Our mentality of scarcity may be natural, but it is sinful. It is reflective of our estrangement from God and our lack of faith in his power and providence. It manifests itself in at least three different ways.

First, the belief that there is not enough. We see the world as cursed with scarcity rather than blessed with abundance. We believe that reality is zero based and the world is a closed system. This belief is the fruit of believing either that God is distant and far off, indifferent to the world’s need, or that he doesn’t exist at all. This is not actually the way that the world is though.


We don’t live in a closed system with ever depleting resources, but one that is ever open to its depths. The same God who brought the world into existence out of nothing is alive and available to us. He is our heavenly Father and gives us all things according to our need.

The first trick of the devil was to make us doubt this fact. God had provided for us abundantly all that we could ask for in the Garden of Eden, but our first parents were deceived into thinking that God was holding back from them. Instead of giving thanks for what they had, they coveted the one thing they were forbidden.

The second way in which our mentality of scarcity manifests itself is in the belief that we can’t afford to be generous. We are anxious about not having enough and our lack of faith in God’s providence makes us cling tightly to what we have rather than investing it faithfully in God’s work.

It is easier to give when we feel we have more than enough, but it is much harder when times are tight. We have in our readings today two examples that should convict us of this lack of trust. The first is the man from Baal-shalishah, who in a time of famine in the land, offered his first fruits up to Elisha the man of God. The second is the boy with the five barley loaves and the two fish who gave all his provisions to the apostles to be shared among the people.

Any reasonable person would be tempted to hold on to what they have in the face of such scarcity, but both of these individuals were inspired to be generous, believing that God would provide. We can be generous when we believe that God is generous to us.

The third and final manifestation of our mentality of scarcity that I will mention is the belief that what we have is devalued if it is enjoyed by many others.


No doubt some of the visitors to Cooperstown this weekend will patronize the many baseball memorial shops on Main Street. What makes a particular piece of memorabilia valuable? How rare it is of course. This is the old principle of supply and demand. The lower the supply, the greater the demand, and thus the greater value.

Many of Jesus’ fellow Jews were outraged by the way he reached out to the outcasts, the poor, and the sinners. In their mind the Jews were the righteous – and that was a very exclusive club. To invite in the riff raff devalued what they believed they had.
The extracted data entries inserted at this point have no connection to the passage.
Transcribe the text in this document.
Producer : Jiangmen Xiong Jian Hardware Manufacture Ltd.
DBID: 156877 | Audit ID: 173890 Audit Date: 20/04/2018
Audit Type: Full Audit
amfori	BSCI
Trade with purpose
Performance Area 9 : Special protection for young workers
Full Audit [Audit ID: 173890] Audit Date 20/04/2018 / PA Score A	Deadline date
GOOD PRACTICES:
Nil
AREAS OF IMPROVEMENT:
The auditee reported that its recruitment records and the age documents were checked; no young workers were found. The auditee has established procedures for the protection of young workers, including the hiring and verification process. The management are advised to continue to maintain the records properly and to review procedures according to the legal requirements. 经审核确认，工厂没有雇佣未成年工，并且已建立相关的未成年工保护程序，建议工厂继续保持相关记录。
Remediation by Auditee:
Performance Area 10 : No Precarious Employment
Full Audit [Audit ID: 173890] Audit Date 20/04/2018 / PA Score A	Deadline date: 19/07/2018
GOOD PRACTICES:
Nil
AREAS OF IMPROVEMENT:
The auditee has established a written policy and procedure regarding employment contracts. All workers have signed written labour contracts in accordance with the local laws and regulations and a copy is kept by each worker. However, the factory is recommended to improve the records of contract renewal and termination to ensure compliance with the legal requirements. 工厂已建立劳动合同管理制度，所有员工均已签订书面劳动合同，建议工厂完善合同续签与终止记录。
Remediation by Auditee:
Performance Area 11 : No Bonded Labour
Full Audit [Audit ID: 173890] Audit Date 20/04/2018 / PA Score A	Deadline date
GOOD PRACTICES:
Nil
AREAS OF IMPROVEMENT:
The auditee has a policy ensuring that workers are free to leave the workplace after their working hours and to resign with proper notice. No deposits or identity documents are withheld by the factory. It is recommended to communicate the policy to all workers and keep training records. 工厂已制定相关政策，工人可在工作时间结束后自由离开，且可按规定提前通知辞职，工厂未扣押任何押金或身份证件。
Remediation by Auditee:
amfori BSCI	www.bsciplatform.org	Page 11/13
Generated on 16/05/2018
Jesus turns this whole idea on its head, because the most precious and valuable thing in all the world, God’s grace, is free and abundant, available to everyone. There is more than enough to go around. This is expressed by the twelve baskets of fragments the apostles carried away even after everyone had eaten.

 
 In being plentiful, God’s grace never loses its value. The sheer prodigality of God’s love seems wasteful to the natural mind.

One of my all-time favorite hymns is called “There is a Fountain Filled with Blood.” I grew up singing this hymn in church. At first it seemed awfully gruesome to me. Isn’t that a bit much I thought to myself? But once I understood that the blood of Christ was the life of God poured out for the salvation of the world, the image seemed beautiful. How extravagantly abundant Gods love is! The author writes,

“And since by faith I saw the streams, thy flowing wounds supplied, redeeming love has been my theme and shall be till I die!”

I pray that God will open the eyes of our faith to perceive the torrents of blessing he is pouring out on us continually. I pray that knowing God’s generosity, we would have the courage to be imitators of that generosity.